Snake design inspires improved search-and-rescue robots

January 23, 2012
scalybot

Scalybot (credit: Georgia Tech)

Georgia Tech researchers have designed a new all-terrain robot by studying the locomotion of snakes.

Designing an all-terrain robot for search-and-rescue missions requires a machine that is flexible enough to move over uneven surfaces, yet not so big that it’s restricted from tight spaces.

It might also be required to climb slopes of varying inclines. Existing robots can do many of these things, but most require large amounts of energy and are prone to overheating.

“By using their scales to control frictional properties, snakes are able to move large distances while exerting very little energy,” said Hamid Marvi, a Mechanical Engineering Ph.D. candidate at Georgia Tech.

While studying and videotaping the movements of 20 different species at Zoo Atlanta, Marvi developed Scalybot 2, a robot that replicates rectilinear (straight-line) locomotion of snakes. “During rectilinear locomotion, a snake doesn’t have to bend its body laterally to move,” explained Marvi. “Snakes lift their ventral scales and pull themselves forward by sending a muscular traveling wave from head to tail. Rectilinear locomotion is very efficient and is especially useful for crawling within crevices, an invaluable benefit for search-and-rescue robots.”

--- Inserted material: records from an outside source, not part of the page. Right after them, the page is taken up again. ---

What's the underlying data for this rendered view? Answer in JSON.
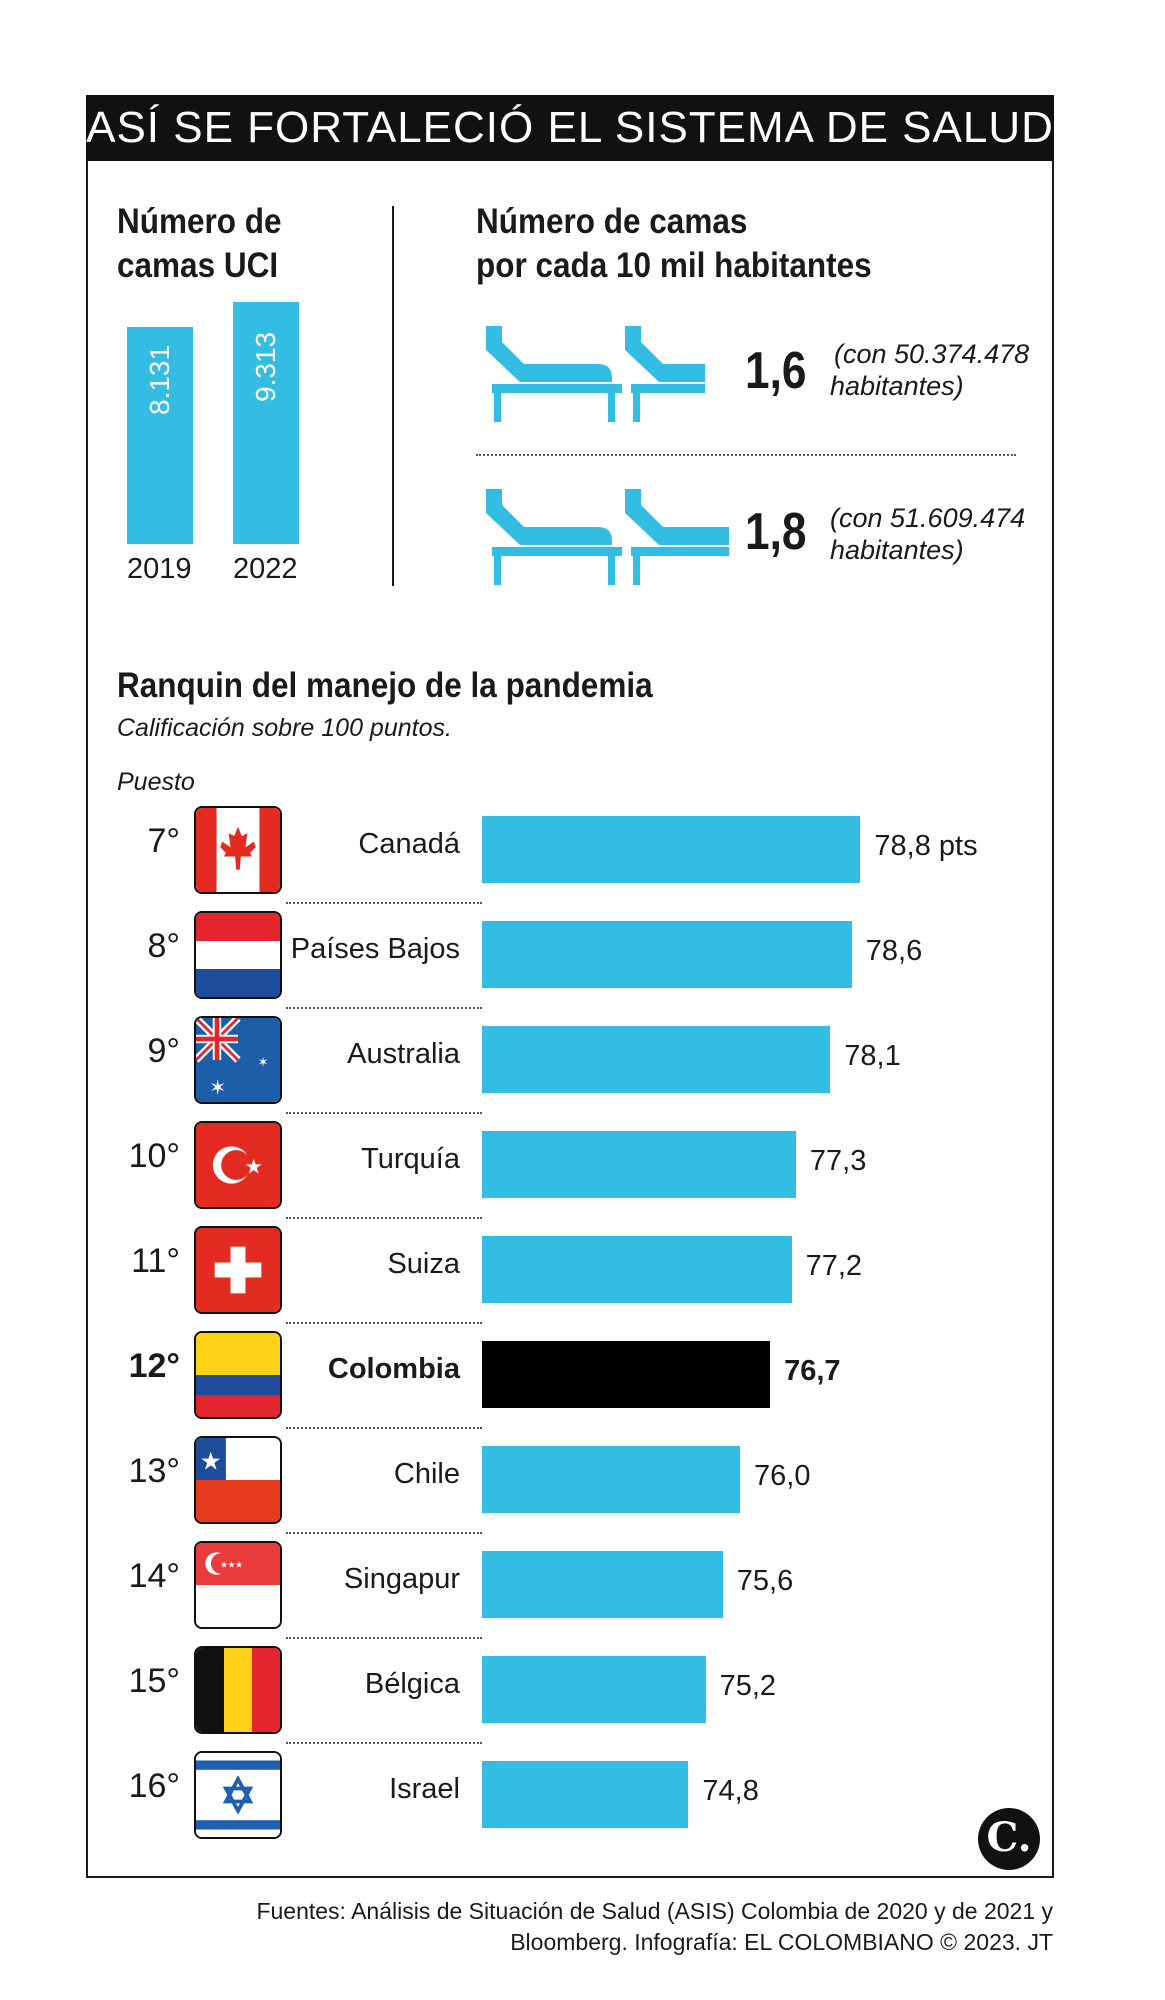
{
  "title": "ASÍ SE FORTALECIÓ EL SISTEMA DE SALUD",
  "icu": {
    "heading_line1": "Número de",
    "heading_line2": "camas UCI",
    "years": [
      "2019",
      "2022"
    ],
    "value_labels": [
      "8.131",
      "9.313"
    ]
  },
  "beds": {
    "heading_line1": "Número de camas",
    "heading_line2": "por cada 10 mil habitantes",
    "rows": [
      {
        "value": "1,6",
        "note_line1": "(con 50.374.478",
        "note_line2": "habitantes)"
      },
      {
        "value": "1,8",
        "note_line1": "(con 51.609.474",
        "note_line2": "habitantes)"
      }
    ]
  },
  "ranking": {
    "heading": "Ranquin del manejo de la pandemia",
    "subheading": "Calificación sobre 100 puntos.",
    "rank_header": "Puesto"
  },
  "colors": {
    "accent": "#33bde3",
    "highlight": "#000000",
    "header_bg": "#111111"
  },
  "chart_data": [
    {
      "type": "bar",
      "title": "Número de camas UCI",
      "categories": [
        "2019",
        "2022"
      ],
      "values": [
        8131,
        9313
      ]
    },
    {
      "type": "bar",
      "title": "Ranquin del manejo de la pandemia",
      "subtitle": "Calificación sobre 100 puntos.",
      "orientation": "horizontal",
      "categories": [
        "Canadá",
        "Países Bajos",
        "Australia",
        "Turquía",
        "Suiza",
        "Colombia",
        "Chile",
        "Singapur",
        "Bélgica",
        "Israel"
      ],
      "ranks": [
        "7°",
        "8°",
        "9°",
        "10°",
        "11°",
        "12°",
        "13°",
        "14°",
        "15°",
        "16°"
      ],
      "values": [
        78.8,
        78.6,
        78.1,
        77.3,
        77.2,
        76.7,
        76.0,
        75.6,
        75.2,
        74.8
      ],
      "value_labels": [
        "78,8 pts",
        "78,6",
        "78,1",
        "77,3",
        "77,2",
        "76,7",
        "76,0",
        "75,6",
        "75,2",
        "74,8"
      ],
      "flags": [
        "canada-flag-icon",
        "netherlands-flag-icon",
        "australia-flag-icon",
        "turkey-flag-icon",
        "switzerland-flag-icon",
        "colombia-flag-icon",
        "chile-flag-icon",
        "singapore-flag-icon",
        "belgium-flag-icon",
        "israel-flag-icon"
      ],
      "highlight": "Colombia"
    }
  ],
  "source_line1": "Fuentes: Análisis de Situación de Salud (ASIS) Colombia de 2020 y de 2021 y",
  "source_line2": "Bloomberg. Infografía: EL COLOMBIANO © 2023. JT",
  "logo_letter": "C."
}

Scalybot 2 can automatically change the angle of its scales when it encounters different terrains and slopes. This adjustment allows the robot to either fight or generate friction. The two-link robot is controlled by a remote-controlled joystick and can move forward and backward using four motors.

Last summer the team developed Scalybot 1, a two-link climbing robot that replicates concertina locomotion. The push-and-pull, accordion-style movement features alternating scale activity.